To allow experimentation with encoding of values, current mod_wsgi
code allowed overriding of values on global or individual basis. This
was done via an Apache directive, but as had to pass this information
from main Apache worker process to mod_wsgi daemon process, did it in
such a way that also visible to application for information purposes
at this point. Was using convention as follows.

 # Override encoding for everything to UTF-8.
 mod_wsgi.variable_encoding: UTF-8

 # Override encoding and pass raw byes for everything.
 mod_wsgi.variable_encoding: -

 # Override encoding of specific value to UTF-8.
 mod_wsgi.variable_encoding.SCRIPT_NAME: UTF-8

 # Override encoding and pass raw bytes for specific value.
 mod_wsgi.variable_encoding.SCRIPT_NAME: -

If default encoding used for everything, then no value passed at all.

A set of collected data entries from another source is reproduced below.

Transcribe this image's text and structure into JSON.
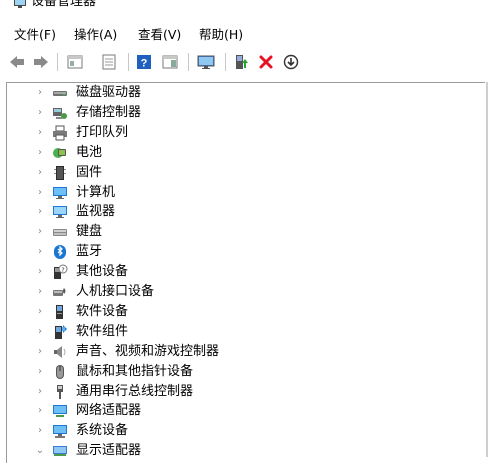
{
  "window": {
    "title": "设备管理器"
  },
  "menu": [
    {
      "label": "文件(F)"
    },
    {
      "label": "操作(A)"
    },
    {
      "label": "查看(V)"
    },
    {
      "label": "帮助(H)"
    }
  ],
  "toolbar": [
    {
      "name": "back-icon"
    },
    {
      "name": "forward-icon"
    },
    {
      "name": "show-hide-console-tree-icon"
    },
    {
      "name": "properties-icon"
    },
    {
      "name": "help-icon"
    },
    {
      "name": "action-pane-icon"
    },
    {
      "name": "monitor-icon"
    },
    {
      "name": "update-driver-icon"
    },
    {
      "name": "uninstall-device-icon"
    },
    {
      "name": "disable-device-icon"
    }
  ],
  "tree": {
    "items": [
      {
        "label": "磁盘驱动器",
        "icon": "disk-drive-icon",
        "expanded": false
      },
      {
        "label": "存储控制器",
        "icon": "storage-controller-icon",
        "expanded": false
      },
      {
        "label": "打印队列",
        "icon": "printer-icon",
        "expanded": false
      },
      {
        "label": "电池",
        "icon": "battery-icon",
        "expanded": false
      },
      {
        "label": "固件",
        "icon": "firmware-icon",
        "expanded": false
      },
      {
        "label": "计算机",
        "icon": "computer-icon",
        "expanded": false
      },
      {
        "label": "监视器",
        "icon": "monitor-icon",
        "expanded": false
      },
      {
        "label": "键盘",
        "icon": "keyboard-icon",
        "expanded": false
      },
      {
        "label": "蓝牙",
        "icon": "bluetooth-icon",
        "expanded": false
      },
      {
        "label": "其他设备",
        "icon": "other-devices-icon",
        "expanded": false
      },
      {
        "label": "人机接口设备",
        "icon": "hid-icon",
        "expanded": false
      },
      {
        "label": "软件设备",
        "icon": "software-device-icon",
        "expanded": false
      },
      {
        "label": "软件组件",
        "icon": "software-component-icon",
        "expanded": false
      },
      {
        "label": "声音、视频和游戏控制器",
        "icon": "sound-icon",
        "expanded": false
      },
      {
        "label": "鼠标和其他指针设备",
        "icon": "mouse-icon",
        "expanded": false
      },
      {
        "label": "通用串行总线控制器",
        "icon": "usb-icon",
        "expanded": false
      },
      {
        "label": "网络适配器",
        "icon": "network-adapter-icon",
        "expanded": false
      },
      {
        "label": "系统设备",
        "icon": "system-devices-icon",
        "expanded": false
      },
      {
        "label": "显示适配器",
        "icon": "display-adapter-icon",
        "expanded": true
      }
    ]
  },
  "colors": {
    "accent": "#0078d7",
    "delete": "#e81123"
  }
}
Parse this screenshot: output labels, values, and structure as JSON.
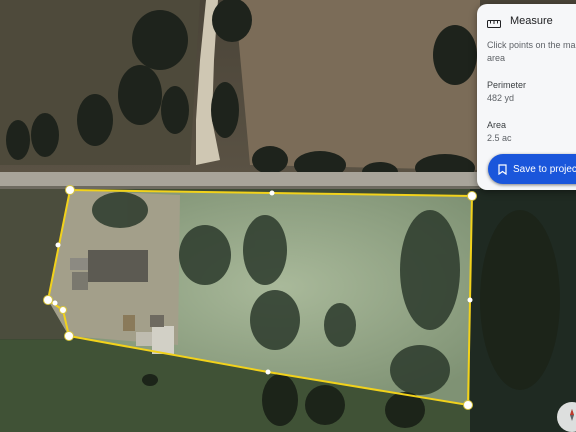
{
  "measure_panel": {
    "title": "Measure",
    "instructions": "Click points on the map area",
    "perimeter_label": "Perimeter",
    "perimeter_value": "482 yd",
    "area_label": "Area",
    "area_value": "2.5 ac",
    "icon": "ruler-icon"
  },
  "save_button": {
    "label": "Save to project",
    "icon": "bookmark-icon"
  },
  "compass": {
    "icon": "compass-icon"
  },
  "colors": {
    "outline": "#f2d21b",
    "button": "#1a56db",
    "panel": "#f6f7f9"
  }
}
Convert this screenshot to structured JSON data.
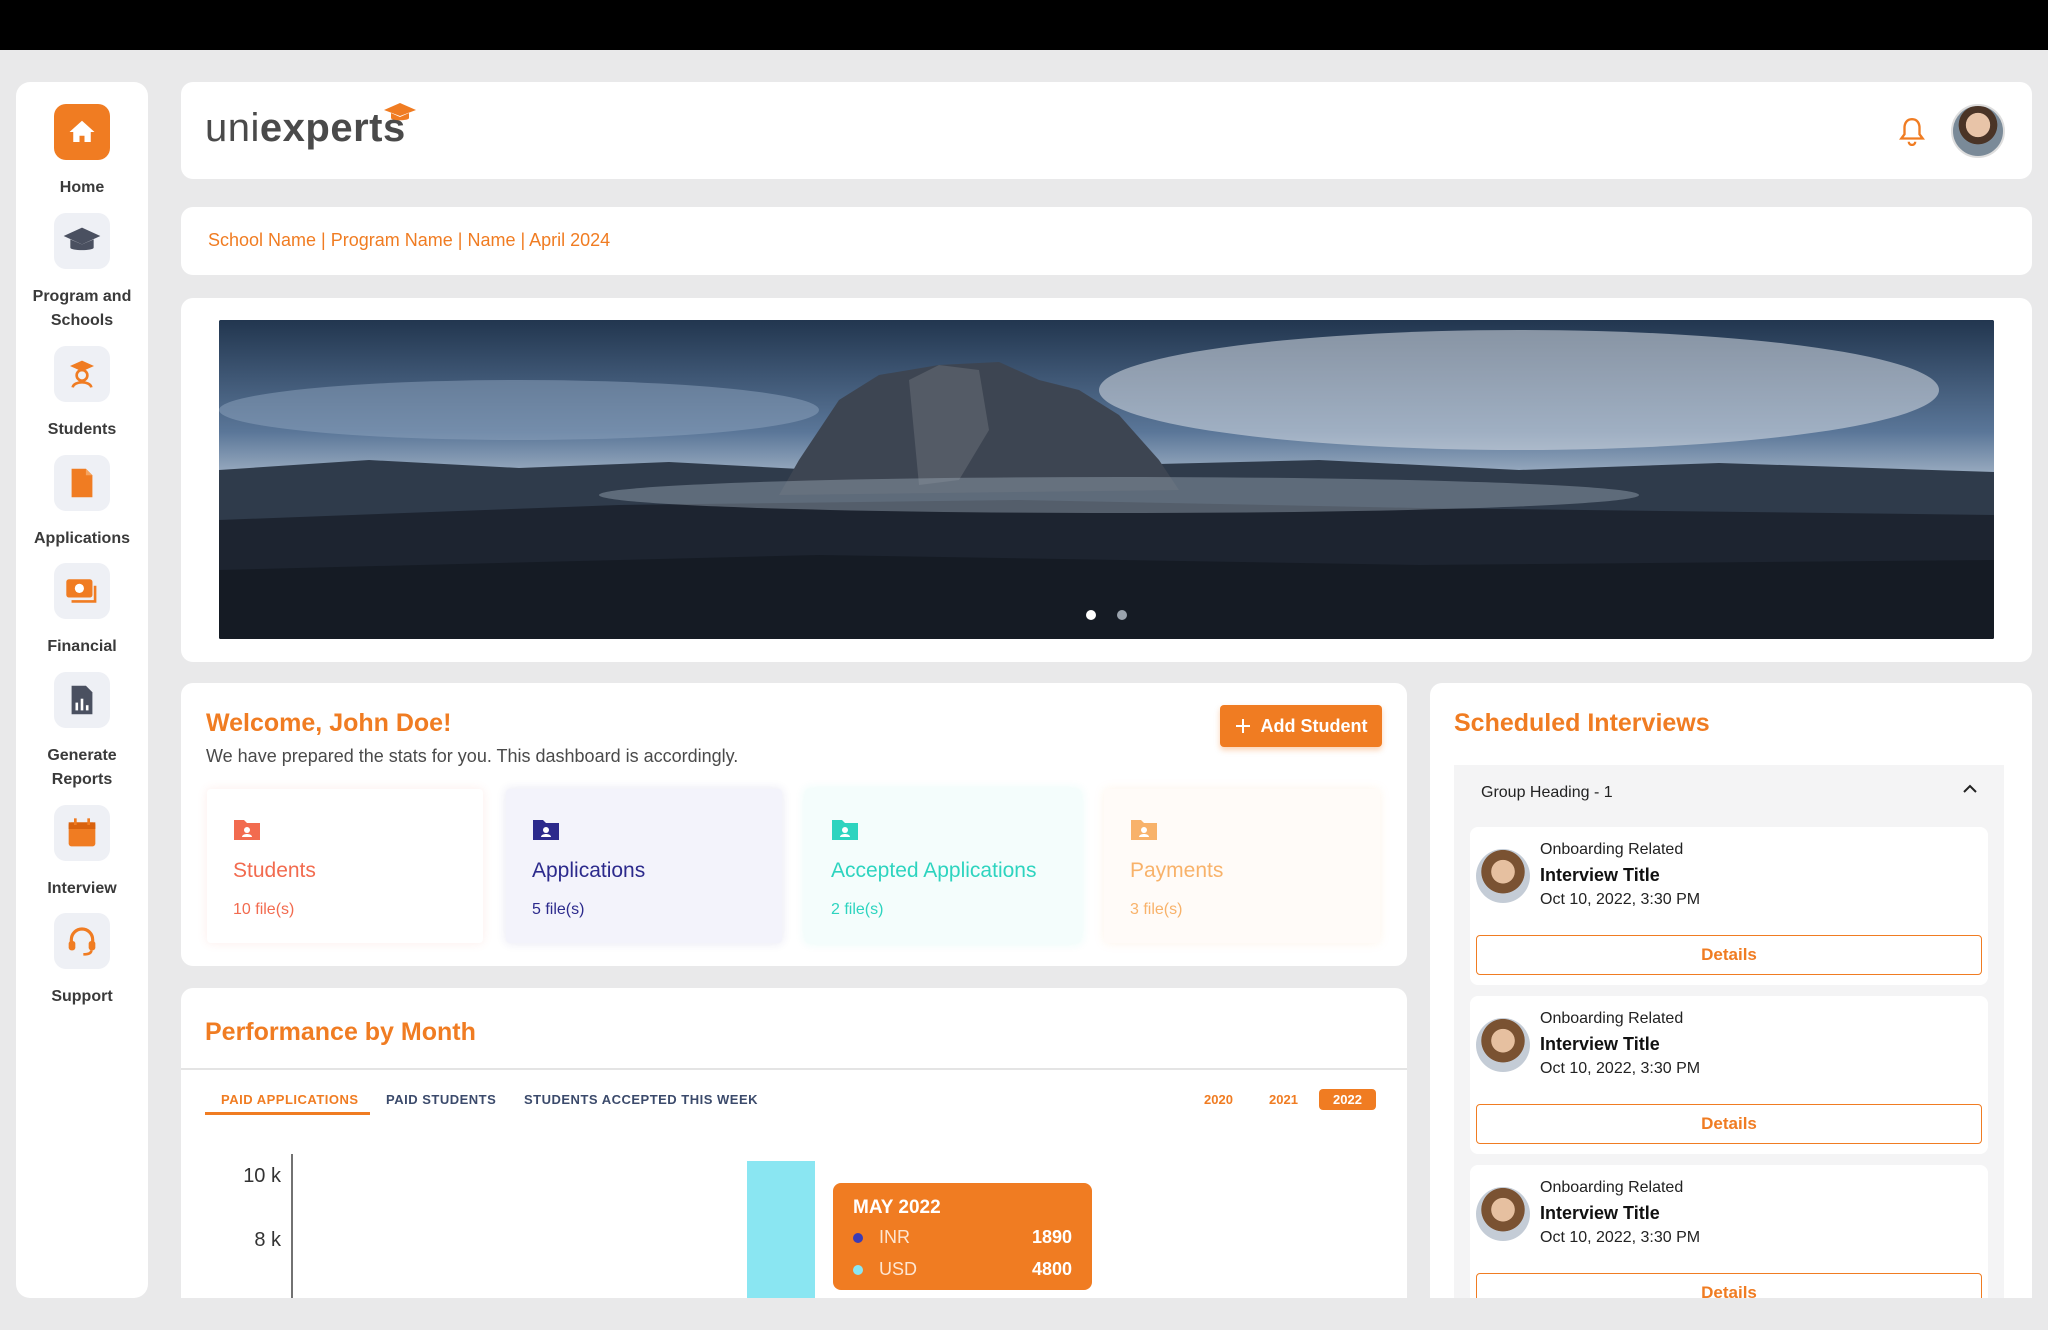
{
  "app": {
    "logo_prefix": "uni",
    "logo_suffix": "experts"
  },
  "sidebar": {
    "items": [
      {
        "label": "Home",
        "icon": "home-icon"
      },
      {
        "label": "Program and Schools",
        "icon": "graduation-cap-icon"
      },
      {
        "label": "Students",
        "icon": "student-icon"
      },
      {
        "label": "Applications",
        "icon": "document-icon"
      },
      {
        "label": "Financial",
        "icon": "money-icon"
      },
      {
        "label": "Generate Reports",
        "icon": "report-icon"
      },
      {
        "label": "Interview",
        "icon": "calendar-icon"
      },
      {
        "label": "Support",
        "icon": "headset-icon"
      }
    ]
  },
  "breadcrumb": "School Name | Program Name | Name | April 2024",
  "welcome": {
    "title": "Welcome, John Doe!",
    "subtitle": "We have prepared the stats for you. This dashboard is accordingly.",
    "add_button": "Add Student",
    "stats": [
      {
        "title": "Students",
        "sub": "10 file(s)",
        "color": "#f26b4f"
      },
      {
        "title": "Applications",
        "sub": "5 file(s)",
        "color": "#2c2a8c"
      },
      {
        "title": "Accepted Applications",
        "sub": "2 file(s)",
        "color": "#2dd4bf"
      },
      {
        "title": "Payments",
        "sub": "3 file(s)",
        "color": "#f8b26a"
      }
    ]
  },
  "performance": {
    "title": "Performance by Month",
    "tabs": [
      "PAID APPLICATIONS",
      "PAID STUDENTS",
      "STUDENTS ACCEPTED THIS WEEK"
    ],
    "years": [
      "2020",
      "2021",
      "2022"
    ],
    "active_year": "2022"
  },
  "chart_data": {
    "type": "bar",
    "yticks": [
      "10 k",
      "8 k"
    ],
    "ylim": [
      0,
      10000
    ],
    "categories": [
      "MAY 2022"
    ],
    "series": [
      {
        "name": "INR",
        "values": [
          1890
        ],
        "color": "#3b3bb5"
      },
      {
        "name": "USD",
        "values": [
          4800
        ],
        "color": "#8ae6f2"
      }
    ],
    "tooltip": {
      "title": "MAY 2022",
      "rows": [
        {
          "label": "INR",
          "value": "1890"
        },
        {
          "label": "USD",
          "value": "4800"
        }
      ]
    }
  },
  "interviews": {
    "title": "Scheduled Interviews",
    "group_heading": "Group Heading - 1",
    "items": [
      {
        "category": "Onboarding Related",
        "title": "Interview Title",
        "date": "Oct 10, 2022, 3:30 PM",
        "action": "Details"
      },
      {
        "category": "Onboarding Related",
        "title": "Interview Title",
        "date": "Oct 10, 2022, 3:30 PM",
        "action": "Details"
      },
      {
        "category": "Onboarding Related",
        "title": "Interview Title",
        "date": "Oct 10, 2022, 3:30 PM",
        "action": "Details"
      }
    ]
  },
  "colors": {
    "accent": "#f07c22",
    "background": "#e9e9ea"
  }
}
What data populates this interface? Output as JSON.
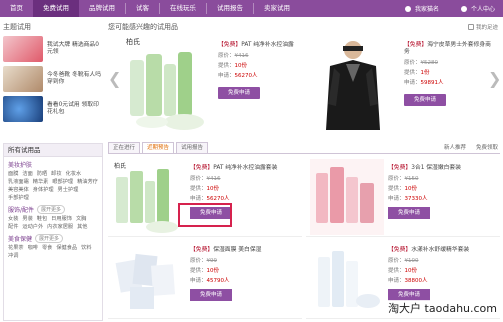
{
  "nav": {
    "items": [
      "首页",
      "免费试用",
      "品牌试用",
      "试客",
      "在线玩乐",
      "试用报告",
      "卖家试用"
    ],
    "active_index": 1,
    "username": "我家猫名",
    "center": "个人中心"
  },
  "left": {
    "title": "主题试用",
    "promos": [
      {
        "text": "我试大牌 精选商品0元领",
        "color": "#e05a6a"
      },
      {
        "text": "今冬爸靴 冬靴有人吗穿到你",
        "color": "#b08a6a"
      },
      {
        "text": "看看0元试用 领取印花礼包",
        "color": "#2a5fa8"
      }
    ]
  },
  "categories": {
    "title": "所有试用品",
    "groups": [
      {
        "title": "美妆护肤",
        "more": "",
        "tags": [
          "面膜",
          "洁面",
          "防晒",
          "卸妆",
          "化妆水",
          "乳液面霜",
          "精华素",
          "眼部护理",
          "精油芳疗",
          "美容美体",
          "身体护理",
          "男士护理",
          "手部护理"
        ]
      },
      {
        "title": "服饰/配件",
        "more": "展开更多",
        "tags": [
          "女装",
          "男装",
          "鞋包",
          "日用服饰",
          "文胸",
          "配件",
          "运动户外",
          "内衣家居服",
          "其他"
        ]
      },
      {
        "title": "美食保健",
        "more": "展开更多",
        "tags": [
          "花果茶",
          "咖啡",
          "零食",
          "保健食品",
          "饮料",
          "冲调"
        ]
      }
    ]
  },
  "main": {
    "title": "您可能感兴趣的试用品",
    "history": "我的足迹"
  },
  "carousel": [
    {
      "title_prefix": "【免费】",
      "title": "PAT 纯净补水控油露",
      "price_label": "原价：",
      "price": "¥416",
      "count_label": "提供：",
      "count": "10份",
      "apply_label": "申请：",
      "apply": "56270人",
      "button": "免费申请"
    },
    {
      "title_prefix": "【免费】",
      "title": "海宁皮草男士外套修身商务",
      "price_label": "原价：",
      "price": "¥5280",
      "count_label": "提供：",
      "count": "1份",
      "apply_label": "申请：",
      "apply": "59891人",
      "button": "免费申请"
    }
  ],
  "tabs": {
    "items": [
      "正在进行",
      "近期预告",
      "试用报告"
    ],
    "active_index": 1,
    "right": [
      "新人推荐",
      "免费领取"
    ]
  },
  "grid": [
    {
      "title_prefix": "【免费】",
      "title": "PAT 纯净补水控油露套装",
      "price_label": "原价：",
      "price": "¥416",
      "count_label": "提供：",
      "count": "10份",
      "apply_label": "申请：",
      "apply": "56270人",
      "button": "免费申请"
    },
    {
      "title_prefix": "【免费】",
      "title": "3合1 保湿嫩白套装",
      "price_label": "原价：",
      "price": "¥150",
      "count_label": "提供：",
      "count": "10份",
      "apply_label": "申请：",
      "apply": "37330人",
      "button": "免费申请"
    },
    {
      "title_prefix": "【免费】",
      "title": "保湿面膜 美白保湿",
      "price_label": "原价：",
      "price": "¥99",
      "count_label": "提供：",
      "count": "10份",
      "apply_label": "申请：",
      "apply": "45790人",
      "button": "免费申请"
    },
    {
      "title_prefix": "【免费】",
      "title": "水漾补水舒缓精华套装",
      "price_label": "原价：",
      "price": "¥100",
      "count_label": "提供：",
      "count": "10份",
      "apply_label": "申请：",
      "apply": "38800人",
      "button": "免费申请"
    }
  ],
  "watermark": "淘大户 taodahu.com",
  "colors": {
    "nav": "#8a4c9c",
    "button": "#8e4fa3",
    "highlight": "#d6224d"
  }
}
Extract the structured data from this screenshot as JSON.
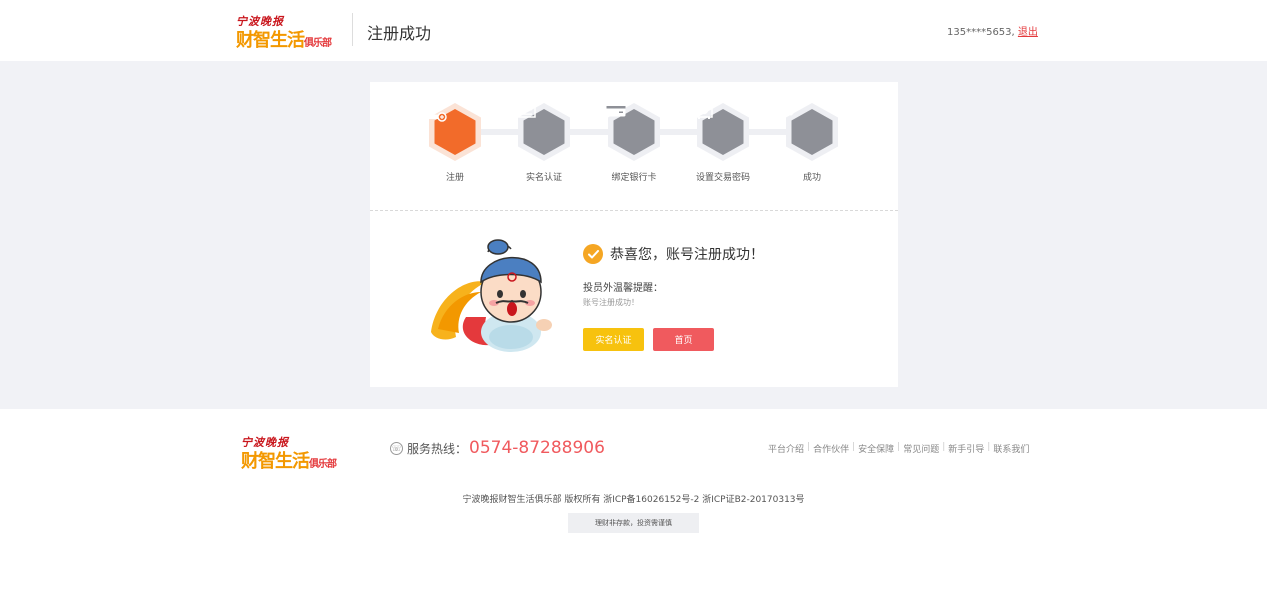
{
  "header": {
    "logo_line1": "宁波晚报",
    "logo_line2": "财智生活",
    "logo_line2_small": "俱乐部",
    "page_title": "注册成功",
    "user_phone": "135****5653,",
    "logout_label": "退出"
  },
  "steps": [
    {
      "label": "注册",
      "icon": "user-add-icon",
      "active": true
    },
    {
      "label": "实名认证",
      "icon": "id-card-icon",
      "active": false
    },
    {
      "label": "绑定银行卡",
      "icon": "bank-card-icon",
      "active": false
    },
    {
      "label": "设置交易密码",
      "icon": "safe-icon",
      "active": false
    },
    {
      "label": "成功",
      "icon": "check-icon",
      "active": false
    }
  ],
  "success": {
    "title": "恭喜您，账号注册成功！",
    "tip_title": "投员外温馨提醒：",
    "tip_text": "账号注册成功！",
    "btn_verify": "实名认证",
    "btn_home": "首页"
  },
  "footer": {
    "logo_line1": "宁波晚报",
    "logo_line2": "财智生活",
    "logo_line2_small": "俱乐部",
    "hotline_label": "服务热线：",
    "hotline_number": "0574-87288906",
    "links": [
      "平台介绍",
      "合作伙伴",
      "安全保障",
      "常见问题",
      "新手引导",
      "联系我们"
    ],
    "copyright": "宁波晚报财智生活俱乐部  版权所有 浙ICP备16026152号-2 浙ICP证B2-20170313号",
    "risk_notice": "理财非存款，投资需谨慎"
  },
  "colors": {
    "active_step": "#f26b2a",
    "inactive_step": "#8e9097",
    "verify_button": "#f7c20e",
    "home_button": "#f05a5e",
    "hotline": "#f05a5e"
  }
}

In respect of passing bytes for values, we get back to argument from
past discussions as to what should be passed as bytes. Do you only do
SCRIPT_NAME, PATH_INFO and QUERY_STRING? What about server specific
variables such as REQUEST_URI? What about headers such as Referrer?
What about custom user values set using something like SetEnv
directive in Apache?

This is where it started to turn into a can of worms last time. You
either treat everything as UTF-8 to be consistent, or use bytes for
everything, in which case a great deal more work is put onto WSGI
applications even for potentially simple stuff, effectively forcing
the use of high level request wrappers like WebOb or request object in
Werkzeug.

In summary, what are the practical uses cases that would make passing
bytes over UTF-8 or even latin-1 worthwhile?

If passing bytes, what values should be passed as bytes and what left alone?

What practical use cases are there that would necessitate transcoding?

Some actual practical examples of stuff would very much help in this
discussion as we tend to kee talking about what is theoretical
possibilities rather than actual practice.

Graham